Coupe du monde : une entreprise chinoise ayant construit un camp de concentration ouïghour embauchée par le Qatar

undefined 27 octobre 2022 undefined 16h30

Auriane Camus

La Coupe du monde au Qatar ne cessera visiblement pas de faire parler d’elle. À moins de deux mois du lancement de l’événement sportif qui est sur toutes les lèvres, le journal anglais The Times vient de faire une nouvelle révélation : China Railway Construction Corporation, l'entreprise chinoise qui a construit le stade où se jouera la finale de la Coupe du monde au Qatar, est également celle qui a construit un camp de concentration pour Ouïghours, à Onsu.


Un chantier qui ne cesse de faire débat

Vous avez certainement déjà vu passer des images de l’énorme coupole futuriste et dorée du stade Lusail, qui sera le théâtre de la finale de la Coupe du monde au Qatar. Parmi les 8 enceintes sportives qui accueilleront les joueurs du monde entier, celle-ci est la plus grande avec ses 80 000 places assises. Estimé à près de 7 milliards de dollars, le chantier des huit stades situés autour de Doha est au cœur d’un scandale écologique et humain depuis plusieurs mois, notamment en raison du gigantesque système de climatisation installé dans chaque stade, mais aussi à cause des plus de 6500 ouvriers étrangers morts pendant les travaux.

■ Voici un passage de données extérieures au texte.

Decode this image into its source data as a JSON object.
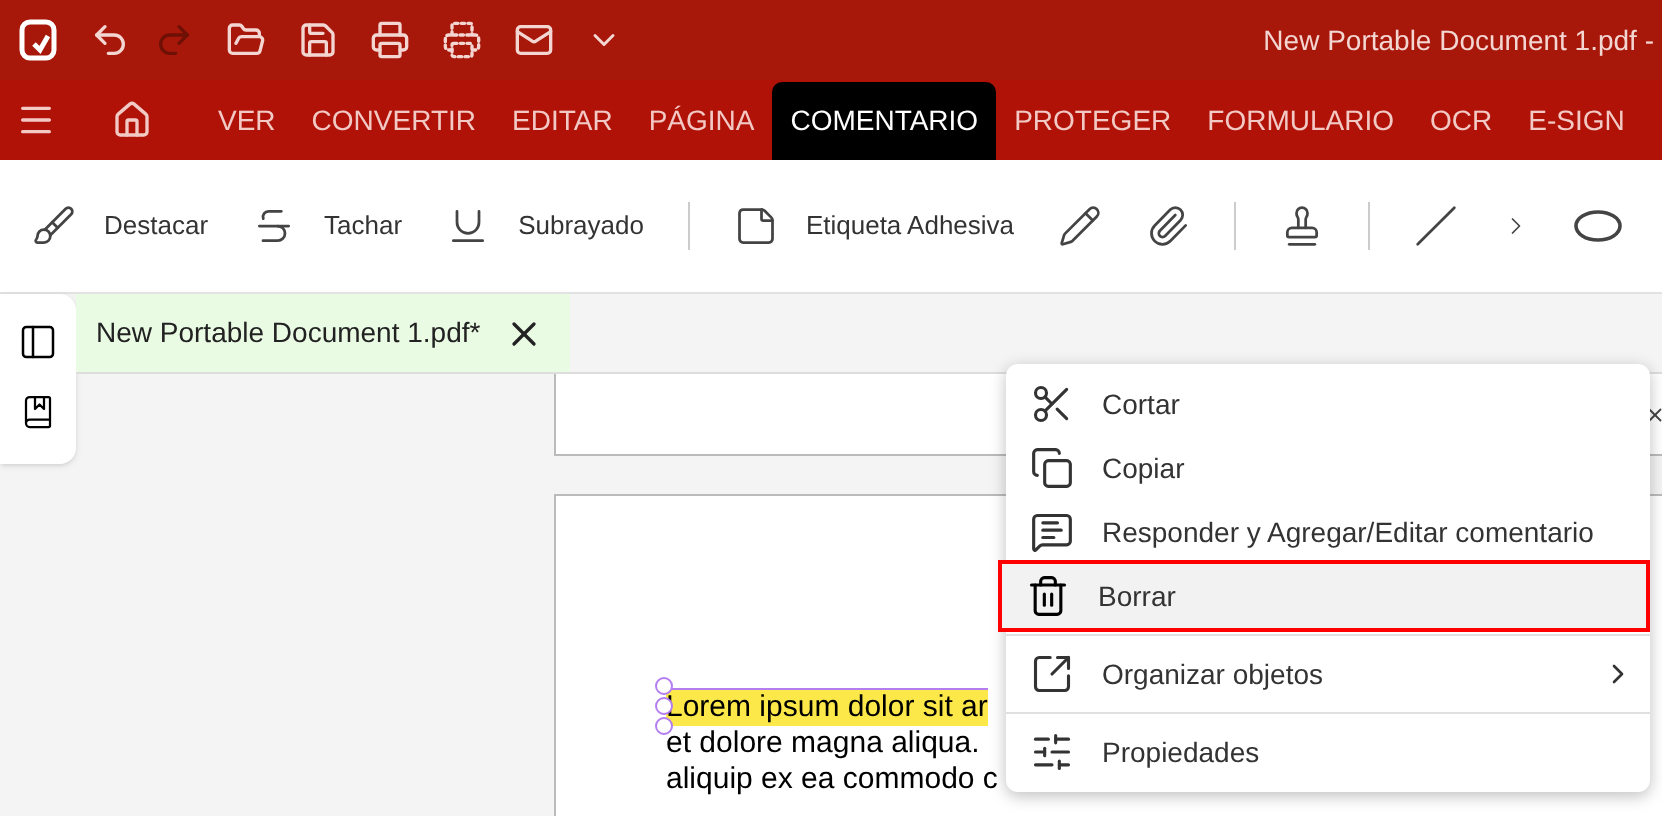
{
  "window": {
    "title": "New Portable Document 1.pdf  -"
  },
  "ribbon_tabs": [
    {
      "label": "VER",
      "selected": false
    },
    {
      "label": "CONVERTIR",
      "selected": false
    },
    {
      "label": "EDITAR",
      "selected": false
    },
    {
      "label": "PÁGINA",
      "selected": false
    },
    {
      "label": "COMENTARIO",
      "selected": true
    },
    {
      "label": "PROTEGER",
      "selected": false
    },
    {
      "label": "FORMULARIO",
      "selected": false
    },
    {
      "label": "OCR",
      "selected": false
    },
    {
      "label": "E-SIGN",
      "selected": false
    }
  ],
  "toolbar": [
    {
      "kind": "highlight",
      "label": "Destacar"
    },
    {
      "kind": "strike",
      "label": "Tachar"
    },
    {
      "kind": "underline",
      "label": "Subrayado"
    },
    {
      "kind": "divider"
    },
    {
      "kind": "note",
      "label": "Etiqueta Adhesiva"
    },
    {
      "kind": "pencil"
    },
    {
      "kind": "clip"
    },
    {
      "kind": "divider"
    },
    {
      "kind": "stamp"
    },
    {
      "kind": "divider"
    },
    {
      "kind": "line"
    },
    {
      "kind": "more"
    },
    {
      "kind": "ellipse"
    }
  ],
  "document_tab": {
    "title": "New Portable Document 1.pdf*"
  },
  "page_text": [
    {
      "text": "Lorem ipsum dolor sit ar",
      "highlighted": true
    },
    {
      "text": "et dolore magna aliqua.",
      "highlighted": false
    },
    {
      "text": "aliquip ex ea commodo c",
      "highlighted": false
    }
  ],
  "context_menu": [
    {
      "kind": "cut",
      "label": "Cortar",
      "selected": false
    },
    {
      "kind": "copy",
      "label": "Copiar",
      "selected": false
    },
    {
      "kind": "comment",
      "label": "Responder y Agregar/Editar comentario",
      "selected": false
    },
    {
      "kind": "delete",
      "label": "Borrar",
      "selected": true
    },
    {
      "kind": "arrange",
      "label": "Organizar objetos",
      "selected": false,
      "submenu": true
    },
    {
      "kind": "properties",
      "label": "Propiedades",
      "selected": false
    }
  ]
}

Véritable désastre environnemental et humanitaire, l’événement sportif de l’année vient désormais ajouter une nouvelle ligne au cahier de doléances qui lui est publiquement adressé en s’alliant avec un pays autoritaire au détriment des droits humains, et ce sans aucune réaction de la part de la FIFA. La construction du stade Lusail, qui a débuté en avril 2017, a été confiée à la China Railway Construction Corporation, une des plus grandes entreprises du BTP chinois, mais qui est surtout celle ayant bâti un centre de détention de haute sécurité à Onsu, dans le sud du Xinjiang, où la population ouïghoure est persécutée depuis le début des années 2010.

Pour faire simple, l’entreprise embauchée par les Qatari a directement participé aux crimes contre l’humanité commis contre le peuple ouïghour, en s’associant avec l’organisation para-militaire responsable du génocide en cours. Cette dernière avait été sanctionnée par l’Union européenne pour son rôle clé dans la déportation, l’internement et la réduction en esclavage du peuple ouïghour. Une nouvelle qui fait froid dans le dos, quand on sait que des milliers de supporters occuperont bientôt le stade.


Un argument de plus pour boycotter la Coupe du monde

Si la coupe du monde au Qatar nous avait déjà donné de nombreuses raisons de la boycotter, voici une nouvel argument pour ne pas regarder les matchs qui seront diffusés à partir du 20 novembre prochain. Mais à notre échelle, le boycott n’aura malheureusement pas un grand impact puisque l'événement aura tout de même lieu, à plusieurs milliers de kilomètres de là.

C’est la raison pour laquelle l’eurodéputé Raphaël Glucksmann a souhaité interpeller le président Emmanuel Macron, le priant de ne pas se rendre au Qatar à l’occasion de la Coupe du monde. Sur Instagram, le président de la commission spéciale sur l’ingérence étrangère dans l’ensemble des processus démocratiques de l’Union européenne écrit : « Il est impensable que notre président ou nos ministres viennent cautionner cette gigantesque opération de communication du Qatar. Aucun représentant officiel de notre démocratie ne doit se rendre à Doha. M. Macron : vous ne pouvez pas faire comme si tout cela n’existait pas ».

En effet, malgré les nombreuses polémiques autour de la compétition internationale, le président français et le gouvernement ont fait le choix de ne pas assumer officiellement un boycott diplomatique de l’événement. En février 2022, Emmanuel Macron avait déjà refusé le boycott des JO d’hiver en Chine, malgré le génocide en cours contre la population ouïghoure.


Une alliance inquiétante entre le Qatar et la Chine

Ces dernières années, le régime qatari s’est rapproché de façon inquiétante de la Chine. Le 6 octobre dernier, il avait déjà voté contre la tenue d’un débat sur la situation au Xinjiang, auprès du Conseil des droits de l’homme de l’ONU. Outre la Chine et le Qatar, d’autres pays avaient voté contre la tenue du débat, notamment la Bolivie, Cuba, l’Indonésie, le Pakistan, le Venezuela ou les Émirats arabes unis.

Le 20 octobre, le Qatar accueillait également deux pandas « offerts par les 1,4 milliard de Chinois », comme l'affirmait l'ambassadeur de Chine dans l'Émirat. Si cette nouvelle peut prêter à sourire, ce geste de la part de Pékin cache en réalité des liens économiques et diplomatiques en pleine expansion, notamment du côté des contrats gaziers.